Поймав Короткорукого, «Самые Другие» казнить его не стали. Слишком уважаемый человек. Отпустили, взяв обещание танцевать только медляки. И он обещание одержал, танцевал только медляки. Уехал в родной Серритос выращивать сорго и коз. Еще и ресторан открыл, где коронным блюдом была козлятина, запеченная с перчиками «огонек» в глиняной печи. Выгодное дельце.
Вот туда-то и отправился Машина. Встретились как друзья. Выразили друг другу соболезнования по поводу товарищей, убитых «Самыми Другими», и с ностальгией вспомнили прежние времена. Машина рассказал, какую свинью подложила ему Эсмеральда с Хосе Куаутемоком, и попросил помощи. Короткорукий тут же проникся. «Так с корешами не поступают, — изрек он. И пообещал пособить: — Несколько человек моих в Восточной срок мотают. За сто тыщ управимся». Машина и не думал торговаться.

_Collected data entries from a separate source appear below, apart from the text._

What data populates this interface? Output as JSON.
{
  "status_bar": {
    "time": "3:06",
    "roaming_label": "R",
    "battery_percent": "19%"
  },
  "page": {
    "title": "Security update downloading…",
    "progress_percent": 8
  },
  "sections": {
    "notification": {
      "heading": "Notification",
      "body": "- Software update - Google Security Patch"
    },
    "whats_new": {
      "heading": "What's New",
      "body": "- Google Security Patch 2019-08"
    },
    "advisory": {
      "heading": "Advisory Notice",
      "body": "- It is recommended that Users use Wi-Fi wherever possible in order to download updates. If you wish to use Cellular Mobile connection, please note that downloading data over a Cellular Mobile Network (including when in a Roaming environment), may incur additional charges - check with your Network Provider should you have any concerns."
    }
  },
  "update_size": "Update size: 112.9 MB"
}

Это еще дешево за сивого. Тут же и передал оплату. Сделку скрепили объятием. Ну, полуобъятием — Короткорукий одной рукой обнимался. Машина оставил свой телефон и просил позвонить, когда кровь сивого уже с пола отмоют.

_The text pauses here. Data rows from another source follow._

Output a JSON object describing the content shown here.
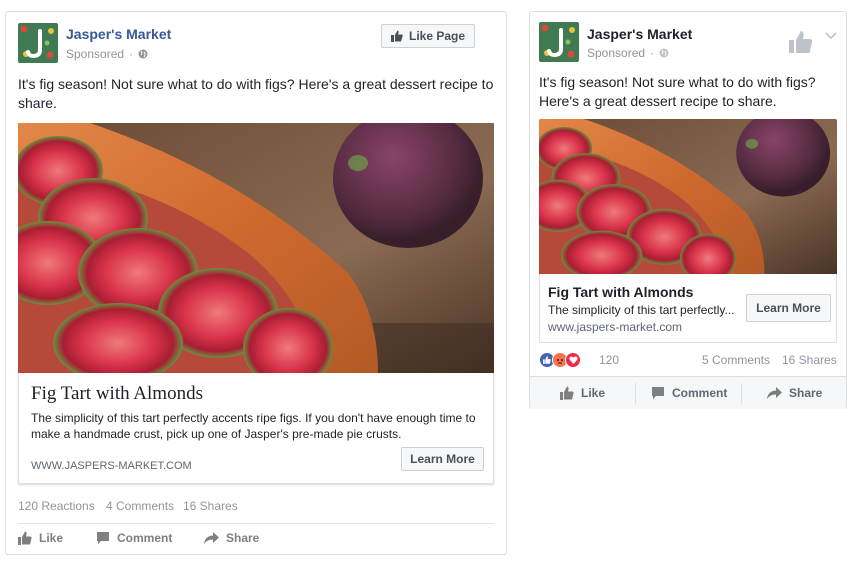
{
  "desktop_ad": {
    "page_name": "Jasper's Market",
    "sponsored": "Sponsored",
    "like_page_label": "Like Page",
    "post_text": "It's fig season! Not sure what to do with figs? Here's a great dessert recipe to share.",
    "link": {
      "title": "Fig Tart with Almonds",
      "description": "The simplicity of this tart perfectly accents ripe figs. If you don't have enough time to make a handmade crust, pick up one of Jasper's pre-made pie crusts.",
      "domain": "WWW.JASPERS-MARKET.COM",
      "cta": "Learn More"
    },
    "stats": {
      "reactions": "120 Reactions",
      "comments": "4 Comments",
      "shares": "16 Shares"
    },
    "actions": {
      "like": "Like",
      "comment": "Comment",
      "share": "Share"
    }
  },
  "mobile_ad": {
    "page_name": "Jasper's Market",
    "sponsored": "Sponsored",
    "post_text": "It's fig season! Not sure what to do with figs? Here's a great dessert recipe to share.",
    "link": {
      "title": "Fig Tart with Almonds",
      "description": "The simplicity of this tart perfectly...",
      "domain": "www.jaspers-market.com",
      "cta": "Learn More"
    },
    "stats": {
      "reaction_count": "120",
      "comments": "5 Comments",
      "shares": "16 Shares"
    },
    "actions": {
      "like": "Like",
      "comment": "Comment",
      "share": "Share"
    }
  },
  "colors": {
    "facebook_blue": "#365899",
    "like_reaction": "#4267b2",
    "angry_reaction": "#f7714c",
    "love_reaction": "#f0284a",
    "meta_gray": "#90949c"
  }
}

Через два дня гонец Короткорукого отправился в столицу на автобусе, и вез он семьдесят тысяч песо наличными (тридцать Короткорукий оставил себе в качестве комиссии). С автобусного вокзала он отправился прямиком в тюрьму. Десять штук дал охранникам на входе, чтобы пронести остальные шестьдесят. Ему устроили личную встречу с Ролексом, бывшей правой, точнее, левой рукой Короткорукого. Гонец протянул ему записку: «Уважаемый мною Ролекс! Мне нужно, чтобы ты в течение месяца убрал господина по имени Хосе Куаутемок Уистлик Рамирес. Петух потоптал чужую курицу. Отправляю шестьдесят тысяч на расходы. Распоряжайся как хочешь. Крепко обнимаю, Лауреано». Ролекс велел гонцу передать, что все будет в лучшем виде, и щедро, как учил Короткорукий, отстегнул ему три тысячи на чай.

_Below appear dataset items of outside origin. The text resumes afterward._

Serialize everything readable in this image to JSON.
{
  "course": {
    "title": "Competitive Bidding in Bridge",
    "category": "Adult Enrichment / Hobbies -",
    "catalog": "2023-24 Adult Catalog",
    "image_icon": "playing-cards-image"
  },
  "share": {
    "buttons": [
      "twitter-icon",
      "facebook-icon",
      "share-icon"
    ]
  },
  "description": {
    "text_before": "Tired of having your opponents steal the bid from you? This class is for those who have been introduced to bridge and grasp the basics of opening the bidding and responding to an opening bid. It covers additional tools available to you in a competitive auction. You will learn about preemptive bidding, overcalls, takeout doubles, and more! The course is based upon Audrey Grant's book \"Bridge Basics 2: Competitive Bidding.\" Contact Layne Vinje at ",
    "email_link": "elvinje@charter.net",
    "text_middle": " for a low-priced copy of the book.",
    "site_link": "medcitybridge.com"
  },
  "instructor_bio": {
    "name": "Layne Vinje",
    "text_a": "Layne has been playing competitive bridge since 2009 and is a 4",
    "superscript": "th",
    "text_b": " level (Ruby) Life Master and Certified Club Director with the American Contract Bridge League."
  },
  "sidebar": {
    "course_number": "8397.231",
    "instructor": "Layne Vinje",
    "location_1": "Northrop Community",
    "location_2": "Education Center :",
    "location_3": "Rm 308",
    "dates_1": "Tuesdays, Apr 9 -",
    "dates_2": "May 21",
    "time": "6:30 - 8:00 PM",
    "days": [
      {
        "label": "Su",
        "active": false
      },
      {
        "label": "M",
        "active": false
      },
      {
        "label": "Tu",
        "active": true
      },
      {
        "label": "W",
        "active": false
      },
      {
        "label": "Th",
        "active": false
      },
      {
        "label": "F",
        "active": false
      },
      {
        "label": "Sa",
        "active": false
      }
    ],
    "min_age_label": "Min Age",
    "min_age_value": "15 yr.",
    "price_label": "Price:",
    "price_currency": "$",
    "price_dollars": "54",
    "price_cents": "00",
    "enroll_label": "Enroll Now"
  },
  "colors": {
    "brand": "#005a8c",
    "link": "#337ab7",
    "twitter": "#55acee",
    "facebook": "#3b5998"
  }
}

Ролекс разузнал, кто его клиент. Очень скоро выяснилось, что это тот самый белобрысый дылда, который завалил Галисию. Хитрый и опытный — к такому обычных убийц не подошлешь. Они же все как из сериала: за километр видно, чем промышляют. Тут нужны придурковатые с виду.
Проведя мысленный кастинг, он остановился на Мясном и Морковке, в душе бездушных негодяях, а внешне — благостных кретинах. Он вызывал их к себе, изложил план и договорился. Особо подчеркнул, что провал недопустим, а справиться с задачей нужно за месяц. В противном случае его босс рассерчает и они сами, все втроем, отправятся на жесткие койки в морге.